By Mark Fryer
The paperwork will not disappear for everyone when Inland Revenue no longer requires IR5 tax returns every year.
The IRD's plan is to do away with the IR5 which more than a million of us now file every year. If you are in that group you still have one more return to fill out - for the 1998-99 income year - but that will be the last one.
From then on, the IRD will in most cases assume that you are being taxed correctly throughout the year, leaving no need to pay extra tax or ask for a refund.
But what about joint accounts, asked some readers. If the account holders are in different tax brackets (one earning $38,000, the other less), how will the IRD know which tax rate to apply to any interest income?
If that is the case, says the IRD, the account holders have a choice when their financial institution asks for an IRD number to go with their account. At that time they can choose to have all the interest taxed at the higher earner's rate, 33 per cent, meaning the lower earner will have paid too much, and will need to seek a refund at the end of the year.

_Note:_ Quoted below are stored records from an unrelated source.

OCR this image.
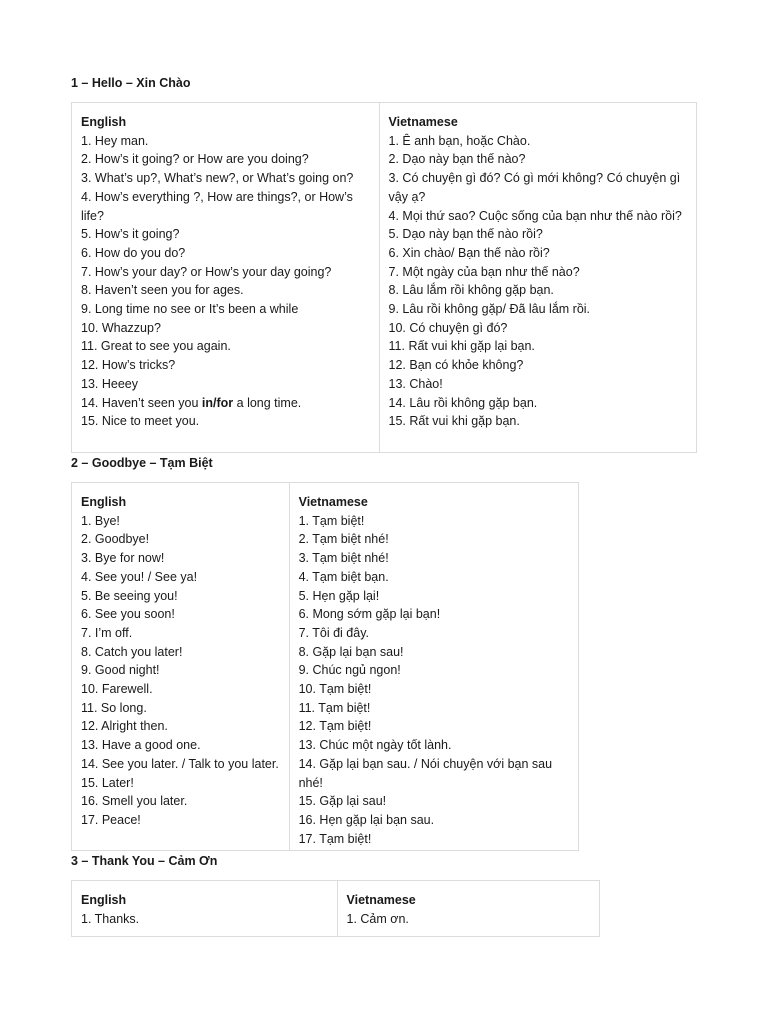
1 – Hello – Xin Chào
English
1. Hey man.
2. How’s it going? or How are you doing?
3. What’s up?, What’s new?, or What’s going on?
4. How’s everything ?, How are things?, or How’s life?
5. How’s it going?
6. How do you do?
7. How’s your day? or How’s your day going?
8. Haven’t seen you for ages.
9. Long time no see or It’s been a while
10. Whazzup?
11. Great to see you again.
12. How’s tricks?
13. Heeey
14. Haven’t seen you in/for a long time.
15. Nice to meet you.
Vietnamese
1. Ê anh bạn, hoặc Chào.
2. Dạo này bạn thế nào?
3. Có chuyện gì đó? Có gì mới không? Có chuyện gì vậy ạ?
4. Mọi thứ sao? Cuộc sống của bạn như thế nào rồi?
5. Dạo này bạn thế nào rồi?
6. Xin chào/ Bạn thế nào rồi?
7. Một ngày của bạn như thế nào?
8. Lâu lắm rồi không gặp bạn.
9. Lâu rồi không gặp/ Đã lâu lắm rồi.
10. Có chuyện gì đó?
11. Rất vui khi gặp lại bạn.
12. Bạn có khỏe không?
13. Chào!
14. Lâu rồi không gặp bạn.
15. Rất vui khi gặp bạn.
2 – Goodbye – Tạm Biệt
English
1. Bye!
2. Goodbye!
3. Bye for now!
4. See you! / See ya!
5. Be seeing you!
6. See you soon!
7. I’m off.
8. Catch you later!
9. Good night!
10. Farewell.
11. So long.
12. Alright then.
13. Have a good one.
14. See you later. / Talk to you later.
15. Later!
16. Smell you later.
17. Peace!
Vietnamese
1. Tạm biệt!
2. Tạm biệt nhé!
3. Tạm biệt nhé!
4. Tạm biệt bạn.
5. Hẹn gặp lại!
6. Mong sớm gặp lại bạn!
7. Tôi đi đây.
8. Gặp lại bạn sau!
9. Chúc ngủ ngon!
10. Tạm biệt!
11. Tạm biệt!
12. Tạm biệt!
13. Chúc một ngày tốt lành.
14. Gặp lại bạn sau. / Nói chuyện với bạn sau nhé!
15. Gặp lại sau!
16. Hẹn gặp lại bạn sau.
17. Tạm biệt!
3 – Thank You – Cảm Ơn
English
1. Thanks.
Vietnamese
1. Cảm ơn.
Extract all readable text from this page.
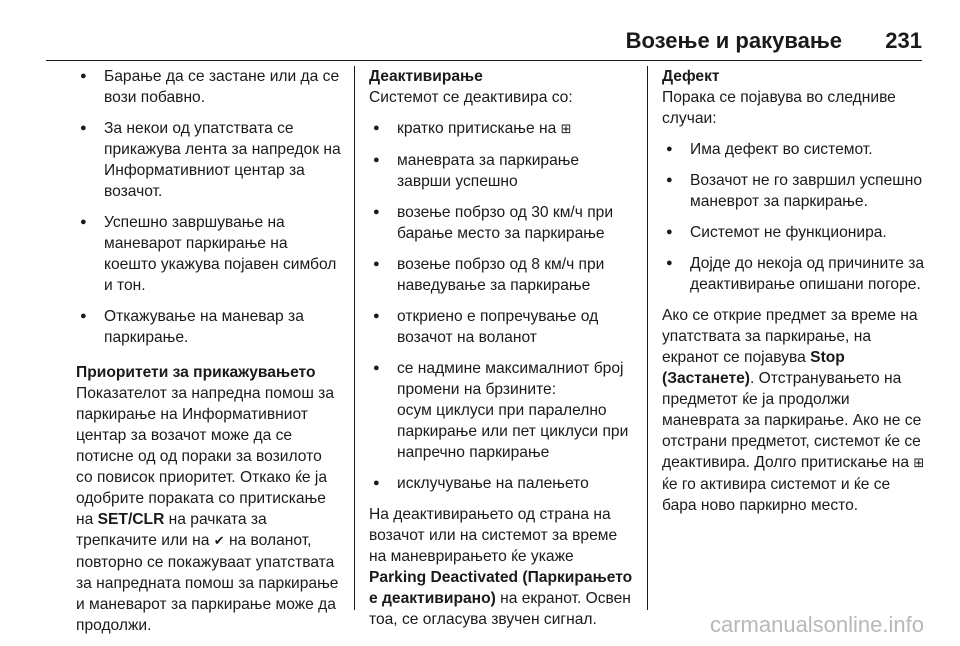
Возење и ракување 231
● Барање да се застане или да се вози побавно.
● За некои од упатствата се прикажува лента за напредок на Информативниот центар за возачот.
● Успешно завршување на маневарот паркирање на коешто укажува појавен симбол и тон.
● Откажување на маневар за паркирање.

Приоритети за прикажувањето
Показателот за напредна помош за паркирање на Информативниот центар за возачот може да се потисне од од пораки за возилото со повисок приоритет. Откако ќе ја одобрите пораката со притискање на SET/CLR на рачката за трепкачите или на ✔ на воланот, повторно се покажуваат упатствата за напредната помош за паркирање и маневарот за паркирање може да продолжи.

Деактивирање
Системот се деактивира со:

● кратко притискање на ⊞
● маневрата за паркирање заврши успешно
● возење побрзо од 30 км/ч при барање место за паркирање
● возење побрзо од 8 км/ч при наведување за паркирање
● откриено е попречување од возачот на воланот
● се надмине максималниот број промени на брзините:
осум циклуси при паралелно паркирање или пет циклуси при напречно паркирање
● исклучување на палењето

На деактивирањето од страна на возачот или на системот за време на маневрирањето ќе укаже Parking Deactivated (Паркирањето е деактивирано) на екранот. Освен тоа, се огласува звучен сигнал.

Дефект
Порака се појавува во следниве случаи:

● Има дефект во системот.
● Возачот не го завршил успешно маневрот за паркирање.
● Системот не функционира.
● Дојде до некоја од причините за деактивирање опишани погоре.

Ако се открие предмет за време на упатствата за паркирање, на екранот се појавува Stop (Застанете). Отстранувањето на предметот ќе ја продолжи маневрата за паркирање. Ако не се отстрани предметот, системот ќе се деактивира. Долго притискање на ⊞ ќе го активира системот и ќе се бара ново паркирно место.

carmanualsonline.info
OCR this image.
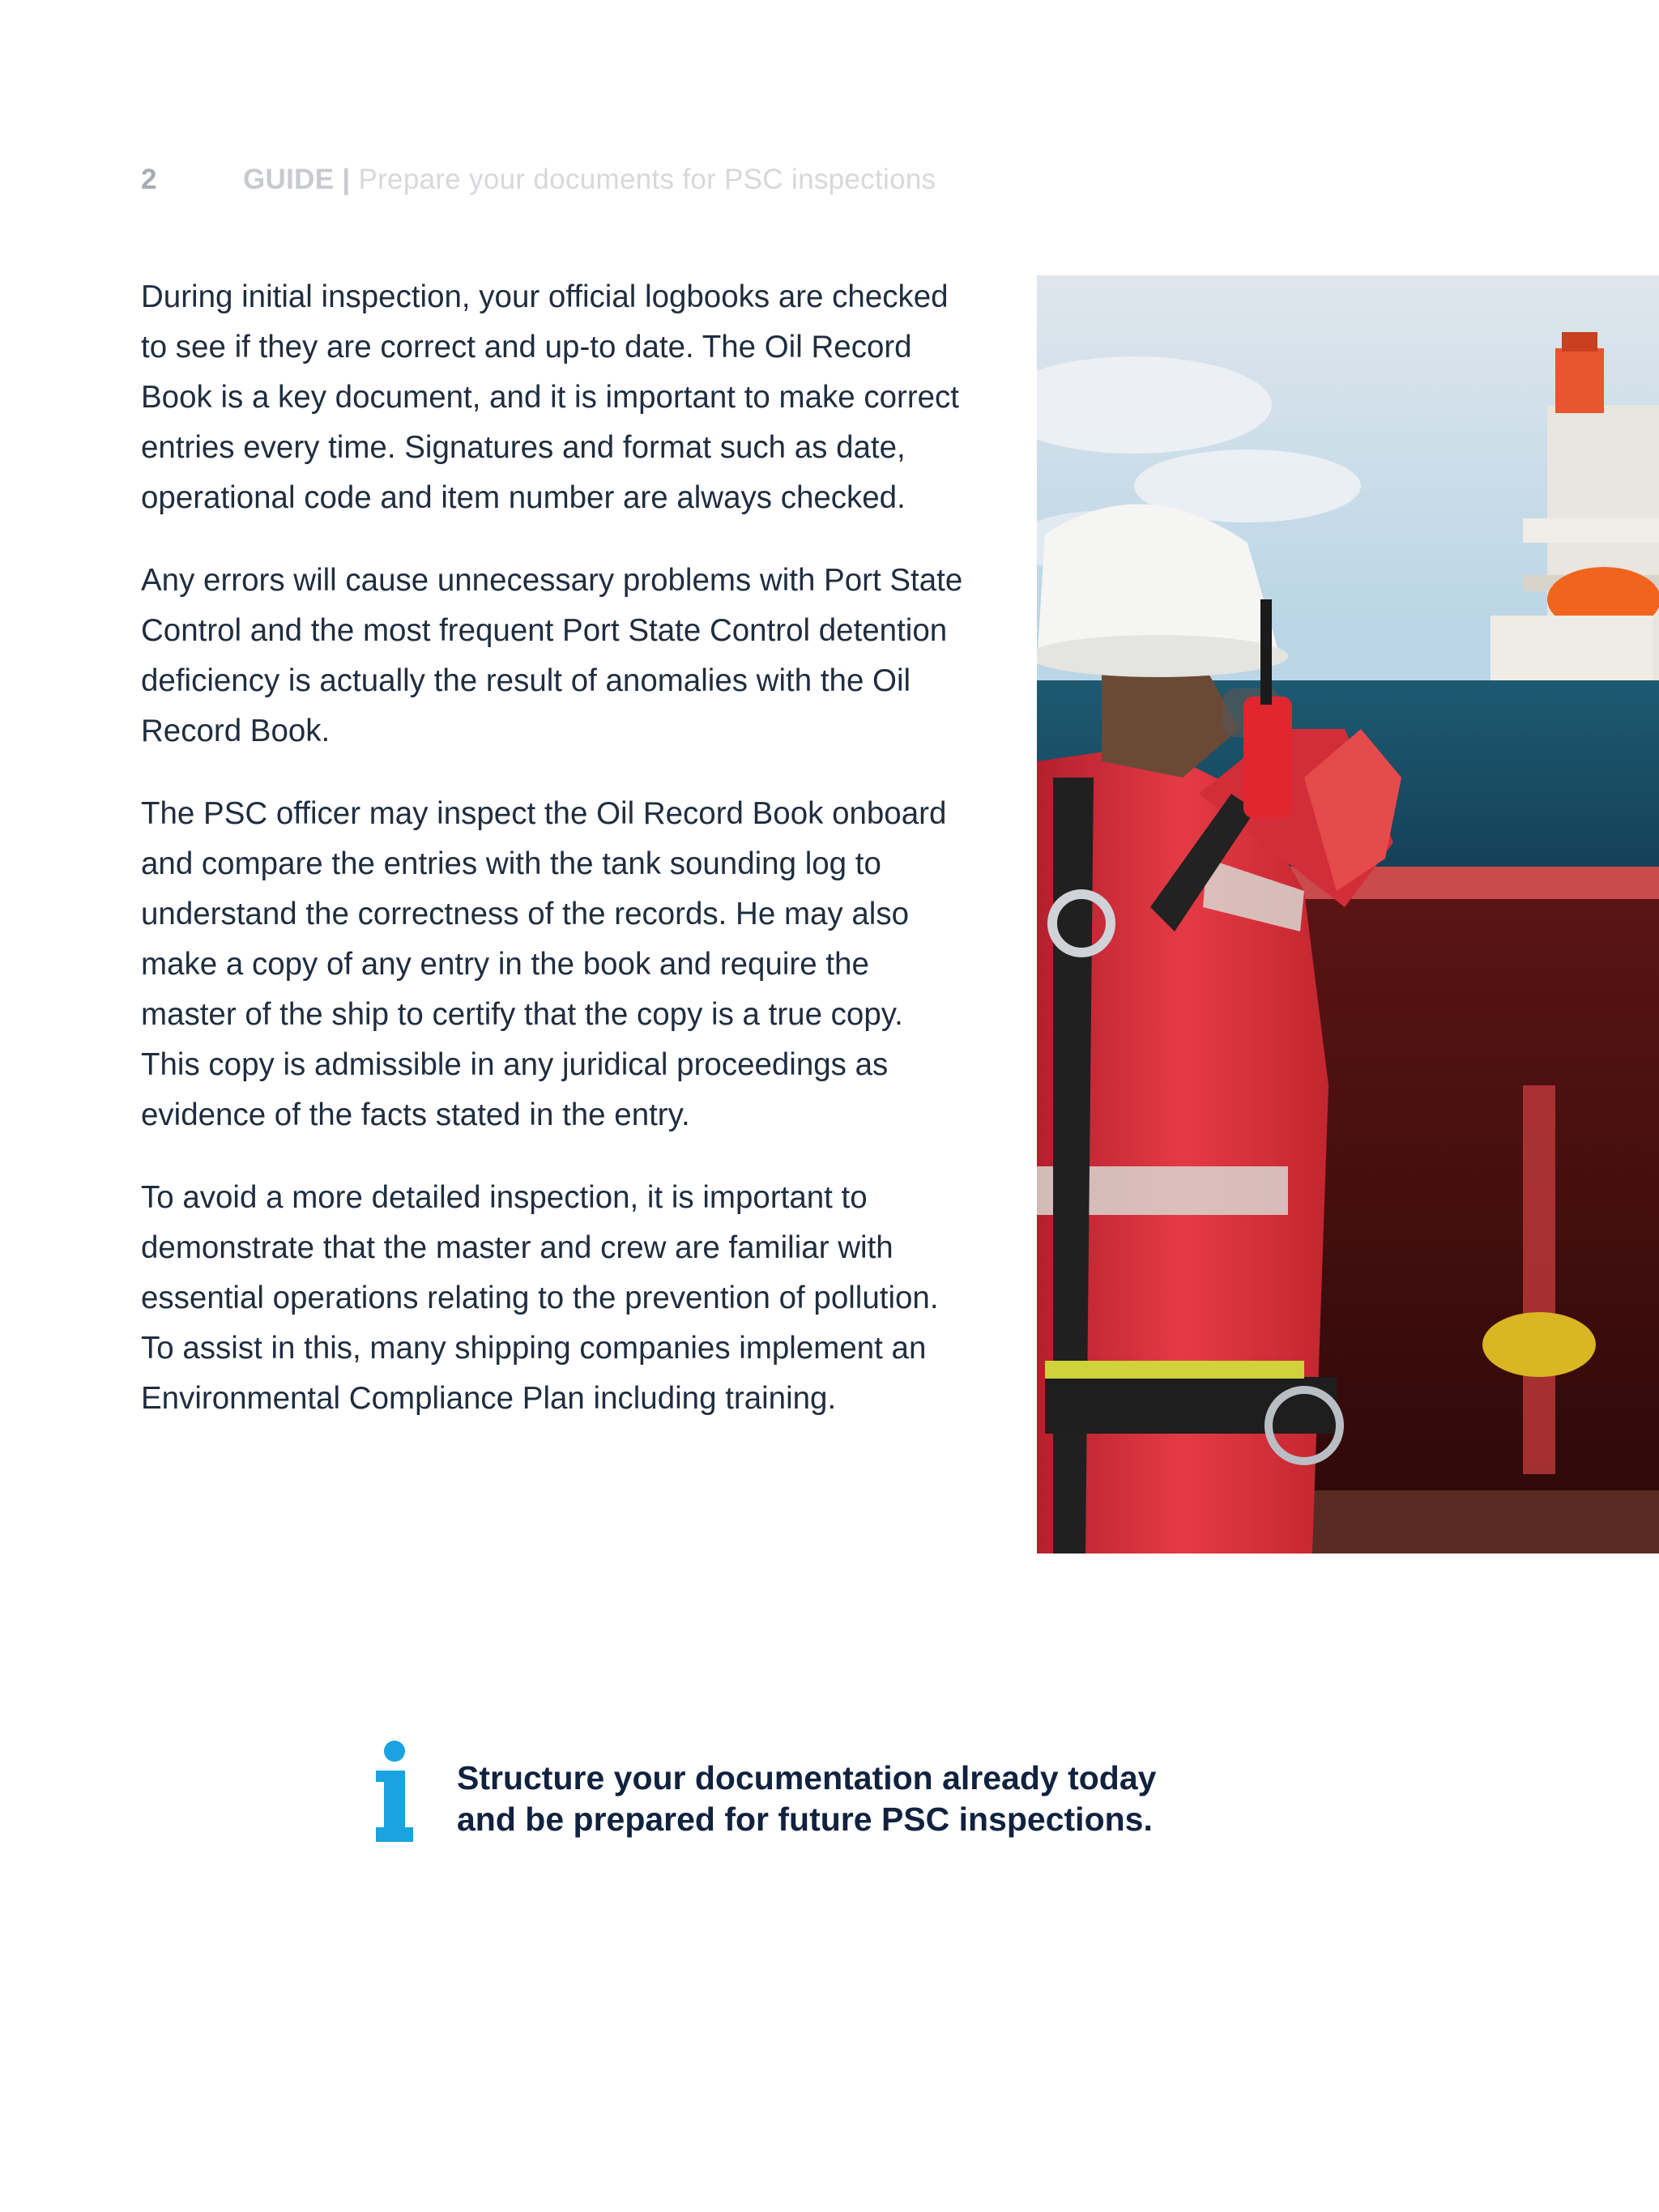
2	GUIDE | Prepare your documents for PSC inspections

During initial inspection, your official logbooks are checked to see if they are correct and up-to date. The Oil Record Book is a key document, and it is important to make correct entries every time. Signatures and format such as date, operational code and item number are always checked.

Any errors will cause unnecessary problems with Port State Control and the most frequent Port State Control detention deficiency is actually the result of anomalies with the Oil Record Book.

The PSC officer may inspect the Oil Record Book onboard and compare the entries with the tank sounding log to understand the correctness of the records. He may also make a copy of any entry in the book and require the master of the ship to certify that the copy is a true copy. This copy is admissible in any juridical proceedings as evidence of the facts stated in the entry.

To avoid a more detailed inspection, it is important to demonstrate that the master and crew are familiar with essential operations relating to the prevention of pollution. To assist in this, many shipping companies implement an Environmental Compliance Plan including training.

Structure your documentation already today
and be prepared for future PSC inspections.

Or they can choose the lower earner's rate, 19.5 per cent. In that case the higher earner, who is on the 33 per cent rate, will have paid too little tax on their share of the interest and may have more at year's end.
So far so good. However, things do get more complex in some cases. If your total income is over $38,000 and your share of any interest earnings is over $200 and any part of that interest has been taxed at less than 33 per cent, you will be required to call the IRD and tell it how much interest you received and how much tax you paid on it.
The IRD says it will then send you an income statement with this information on it. Under the new scheme, the income statement will detail how much more you have to pay, or how big a refund you are owed, and you will have the opportunity to challenge that figure.
If you fall into this category and neglect to tell the IRD of your interest earnings, it warns that it will be checking.
The system would appear to add up to an incentive - though only a small one - for top-rate taxpayers who expect to earn less than $200 in interest, and who share an account with someone on the lower tax bracket, to elect for taxation at the lower earner's rate.
The interest will then be taxed at the 19.5 per cent rate, and, as long as each person's share of interest does not come to more than $200, you will not be required to tell the IRD.
* You could, of course, get round the whole problem by not giving any tax number to your financial institution. But this could be a costly tactic, given that any interest paid out on accounts where a tax number has not been nominated will automatically be taxed at 45 per cent.